Cette affaire a commencé le 24 février, lorsque Hélène Boudreau a publié une première photo sur Instagram où on peut la voir « relevant sa toge de finissante de manière à exhiber ses seins ». D’après l’avocat de l’Université, MRaymond Doray, l’étudiante tenait alors dans ses mains un diplôme « sur lequel on peut voir de façon très nette » le logo de l’UQAM. « Il n’y a pas de doute que l’utilisation du nom et du sigle de l’UQAM […] vise à donner une valeur ajoutée à son commerce en ligne de photos indécentes ou pornographiques », a déploré l’avocat.

Le 2 mars, le vice-recteur à la vie académique, Jean-Christian Pleau, a communiqué avec l’étudiante pour lui demander de « retirer les photos en question ». L’Université reproche à Hélène Boudreau d’avoir supprimé la photo sur Instagram, mais pas sur Facebook, ni sur Twitter ou sur son profil OnlyFans. L’étudiante, elle, affirme qu’on ne lui a jamais demandé de le faire sur toutes les plateformes.

Sur une autre photo publiée sur Facebook, on voit l’étudiante « partiellement dénudée, qui lève un doigt d’honneur devant le logo et une publicité de l’UQAM ». La direction a envoyé une première mise en demeure le 12 mars, puis une seconde le 19 mars, après avoir été avisée qu’une « quinzaine d’hyperliens » renvoyaient vers la photo. À ce sujet, Hélène Boudreau affirme que les mises en demeure, envoyées à l’adresse de son père, ne lui ont pas été dûment remises. « En date de ce jour, toutes les photos ont été retirées » de toutes les plateformes, assure-t-elle toutefois, en assurant que les hyperliens ont aussi été effacés « dans le but d’en arriver à dialoguer avec l’UQAM ».

Réaction « incompréhensible »

Hélène Boudreau affirme que la réaction de l’établissement est « incompréhensible », dans la mesure où elle avait demandé au photographe, au moment de la prise des photos, si elle pouvait révéler sa poitrine. L’employé aurait accepté, pour autant qu’elle se limite « à exhiber le dessous » des seins.

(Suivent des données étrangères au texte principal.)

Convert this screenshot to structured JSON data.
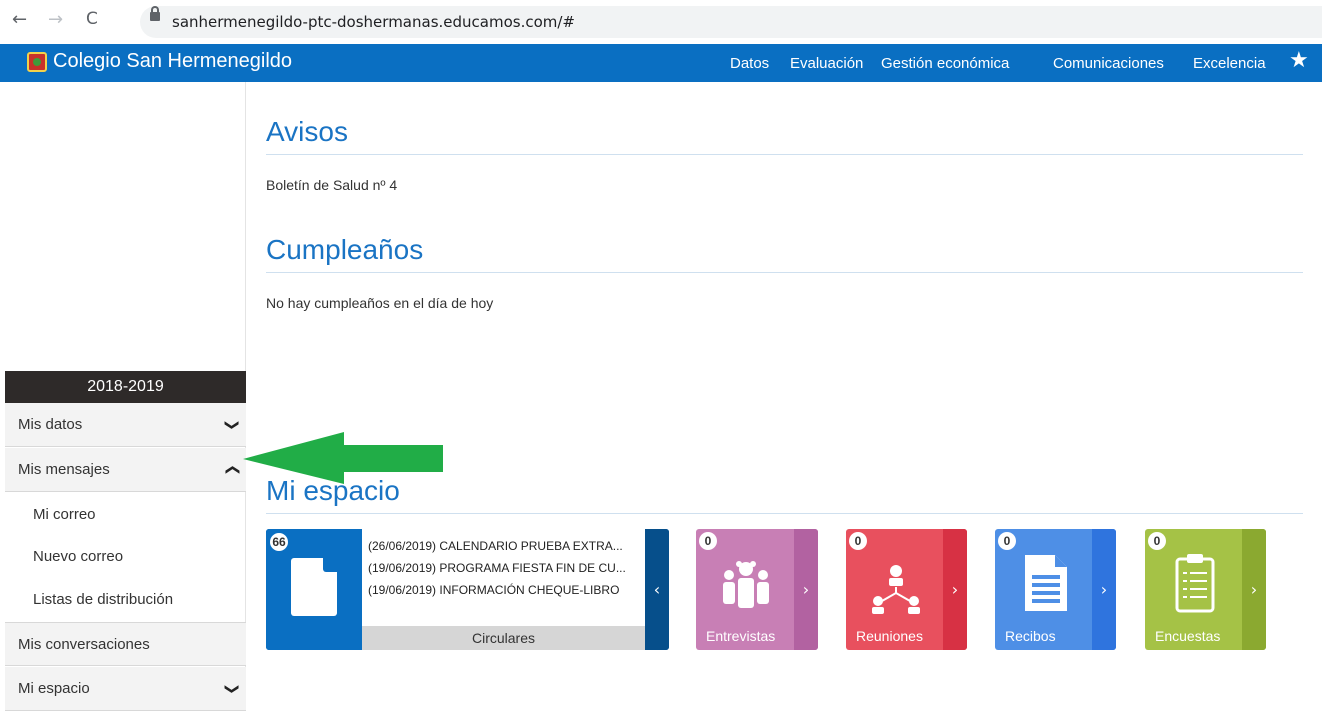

« Les personnes présentes n’y ont rien vu de mal, bien au contraire. Il faut avoir une conception dépassée de l’art pour ne pas réaliser que mes photos ne se voulaient qu’une expression artistique originale », fustige l’étudiante, soutenant qu’elle n’avait « aucune intention » de s’en servir « comme matériel publicitaire ».

C’est le cabinet Spiegel Sohmer qui représentera Hélène Boudreau. « Ça touche des aspects sociaux qui, selon nous, en 2021, sont essentiels. Il faut protéger les droits de notre cliente, surtout pour s’exprimer de façon artistique. C’est primordial, et pas juste pour le droit », a expliqué MJason Novak.

En plus de lui-même, quatre de ses confrères, dont MDavid Banon, ont été affectés à l’affaire, « vu l’importance » de celle-ci, dont un juriste spécialisé en propriété intellectuelle. Les avocats de l’étudiante affirment que la marque « UQAM » n’est pas inscrite au registre des marques de commerce du Canada, et donc que même l’argument légal est infondé. Plusieurs internautes ont aussi offert leur soutien à Hélène Boudreau dans les derniers jours, sous le mot-clic #papauqam.

L’Université réagit

Vendredi soir, l’UQAM a souligné que « les procédures judiciaires qu’elle a intentées il y a quelques jours à l’encontre de l’une de ses étudiantes n’ont aucunement pour but d’interdire à cette dernière de diffuser des photos intimes d’elle-même ».

« Si l’UQAM a dû s’adresser aux tribunaux, c’est qu’en dépit de trois demandes formelles, l’étudiante a continué à associer le nom de l’Université et son logo (parfois modifié) à ses photos intimes, portant ainsi atteinte au nom et au logo enregistrés de l’UQAM et à la réputation de l’Université », affirme l’administration. Celle-ci ajoute que « la liberté d’expression, qui est une valeur chère à l’UQAM, ne justifie pas de telles atteintes ».